When your BFFs live close by, you can be there for each other for life events. When you live far away, technology helps. Years ago, when we moved to Brazil for a few years, email was our method of communication. The internet was rather new, and cell phones were the size of a man’s shoe. Email kept us sane when we needed to connect.

Today, FaceTime really helps. My friend recently moved into a new house, and she gave me a tour via FaceTime. It’s almost like being there. I could see her new design choices and take in the excitement written all over her face. It was fun to share in that moment, even 9 hours away, and I was really thankful for technology. It made me remember something.

As I grew, my family used to take long vacations each summer and we’d explore parks and museums, and other points of interest. I remember one trip through Springfield, IL, our state capital. It’s where Abraham Lincoln was a young lawyer, and where he’s buried. There’s a historic village nearby, and of course, the capitol building to tour.

One of the tiny museums that left a big imprint on me is what is now called the Oliver P Parks Telephone Museum. It’s probably as tiny as my kitchen and you can walk through it in about 15 minutes. I think when I was a kid it was called Alexander Bell Telephone Museum or maybe the AT&T Museum. You might remember that up until the early 70s, Bell Systems was the only telephone provider and that AT&T monopoly got broken up in 1974.

Back in my early years, the telephone was still connected to the wall by a cord. Most of the telephones in the museum, then, were those used by old switchboards, black and heavy. Some were “current” telephones that were the push button kind, even though we had a dial phone for part of those early years. Seeing the new-fangled contraptions was like drooling over today’s latest smart phones when you still own a flip phone.

One of the last “phones” in the museum was the one I was mesmerized by…their idea of the phone of the future, where speakers would be able to see the person they were talking to, only the size of the “phone” was as big as an 1980s computer monitor. We thought it was the coolest thing. One of us would sit on one side of the wall and another was on the other side, and we could see each other through these modern marvels. We wondered if there would ever be a day when we could own a “seeing phone.”

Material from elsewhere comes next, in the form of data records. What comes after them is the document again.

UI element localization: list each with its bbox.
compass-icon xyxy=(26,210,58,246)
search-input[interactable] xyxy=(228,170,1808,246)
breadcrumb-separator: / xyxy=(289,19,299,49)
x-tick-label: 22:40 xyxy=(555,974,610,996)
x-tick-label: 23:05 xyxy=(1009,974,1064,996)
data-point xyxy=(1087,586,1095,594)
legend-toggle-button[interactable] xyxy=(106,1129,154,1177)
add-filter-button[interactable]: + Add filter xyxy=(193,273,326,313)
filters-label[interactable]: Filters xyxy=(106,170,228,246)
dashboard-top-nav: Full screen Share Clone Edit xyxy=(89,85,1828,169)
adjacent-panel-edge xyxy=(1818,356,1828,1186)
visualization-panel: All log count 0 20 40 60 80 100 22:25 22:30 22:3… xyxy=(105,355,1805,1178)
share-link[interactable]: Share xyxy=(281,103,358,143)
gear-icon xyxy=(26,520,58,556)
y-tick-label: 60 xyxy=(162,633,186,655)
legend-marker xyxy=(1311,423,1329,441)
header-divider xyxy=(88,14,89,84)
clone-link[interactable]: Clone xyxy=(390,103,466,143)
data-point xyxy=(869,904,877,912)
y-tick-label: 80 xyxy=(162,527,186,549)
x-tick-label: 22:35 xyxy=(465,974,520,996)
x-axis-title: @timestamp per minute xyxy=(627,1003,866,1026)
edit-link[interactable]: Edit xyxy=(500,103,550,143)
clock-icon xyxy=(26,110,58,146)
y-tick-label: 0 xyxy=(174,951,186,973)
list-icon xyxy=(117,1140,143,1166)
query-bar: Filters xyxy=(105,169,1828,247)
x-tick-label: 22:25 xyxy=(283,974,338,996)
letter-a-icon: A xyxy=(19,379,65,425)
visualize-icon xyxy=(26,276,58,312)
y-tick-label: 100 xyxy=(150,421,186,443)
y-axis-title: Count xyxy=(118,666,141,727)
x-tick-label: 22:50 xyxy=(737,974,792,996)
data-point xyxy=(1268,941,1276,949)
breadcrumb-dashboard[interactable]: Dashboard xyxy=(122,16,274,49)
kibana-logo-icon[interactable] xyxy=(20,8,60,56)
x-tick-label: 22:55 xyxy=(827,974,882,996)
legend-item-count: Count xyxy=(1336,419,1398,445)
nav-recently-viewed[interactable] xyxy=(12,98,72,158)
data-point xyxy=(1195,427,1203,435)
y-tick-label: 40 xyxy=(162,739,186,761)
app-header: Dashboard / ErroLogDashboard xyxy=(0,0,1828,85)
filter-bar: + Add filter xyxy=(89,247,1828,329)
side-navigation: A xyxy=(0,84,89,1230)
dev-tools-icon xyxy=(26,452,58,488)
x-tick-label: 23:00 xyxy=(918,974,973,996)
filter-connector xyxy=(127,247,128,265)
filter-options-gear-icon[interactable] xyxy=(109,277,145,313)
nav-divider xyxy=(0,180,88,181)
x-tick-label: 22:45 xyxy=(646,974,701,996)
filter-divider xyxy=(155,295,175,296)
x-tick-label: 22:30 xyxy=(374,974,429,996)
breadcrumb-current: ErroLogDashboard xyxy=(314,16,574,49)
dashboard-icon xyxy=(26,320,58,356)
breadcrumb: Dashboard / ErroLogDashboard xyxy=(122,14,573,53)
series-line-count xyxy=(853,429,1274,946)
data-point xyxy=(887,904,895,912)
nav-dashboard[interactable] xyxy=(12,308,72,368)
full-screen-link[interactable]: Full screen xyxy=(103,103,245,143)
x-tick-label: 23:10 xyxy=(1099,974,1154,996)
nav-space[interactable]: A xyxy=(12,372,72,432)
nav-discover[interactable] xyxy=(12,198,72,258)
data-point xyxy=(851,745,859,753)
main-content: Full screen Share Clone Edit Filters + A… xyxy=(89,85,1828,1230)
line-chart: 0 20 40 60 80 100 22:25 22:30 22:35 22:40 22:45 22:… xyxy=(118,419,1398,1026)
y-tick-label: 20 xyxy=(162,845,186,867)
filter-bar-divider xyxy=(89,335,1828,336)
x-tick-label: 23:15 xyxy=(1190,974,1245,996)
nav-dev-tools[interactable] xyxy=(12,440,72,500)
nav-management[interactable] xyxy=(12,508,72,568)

Today, I wonder what year they pulled that exhibit down. Maybe it was when car phones came into existence? Or when mobile phones were as small as the size of a man’s shoe? I’m thankful we don’t have to carry around a computer monitor today in order to see what’s going on in our friends’ lives. I’d rather reach out and touch someone in person, and give them a big hug. Yet, when we’re miles apart, FaceTime (and other apps like it) is the next best thing to being there.

DAY 99 HOMEWORK: Is there someone you’re needing to connect with across the miles? Comb your hair, get out of your pajamas, and use our modern marvels to reconnect. They make our excuses a bit flimsy, so resolve to reach out and touch them. It really is the next best thing to being there.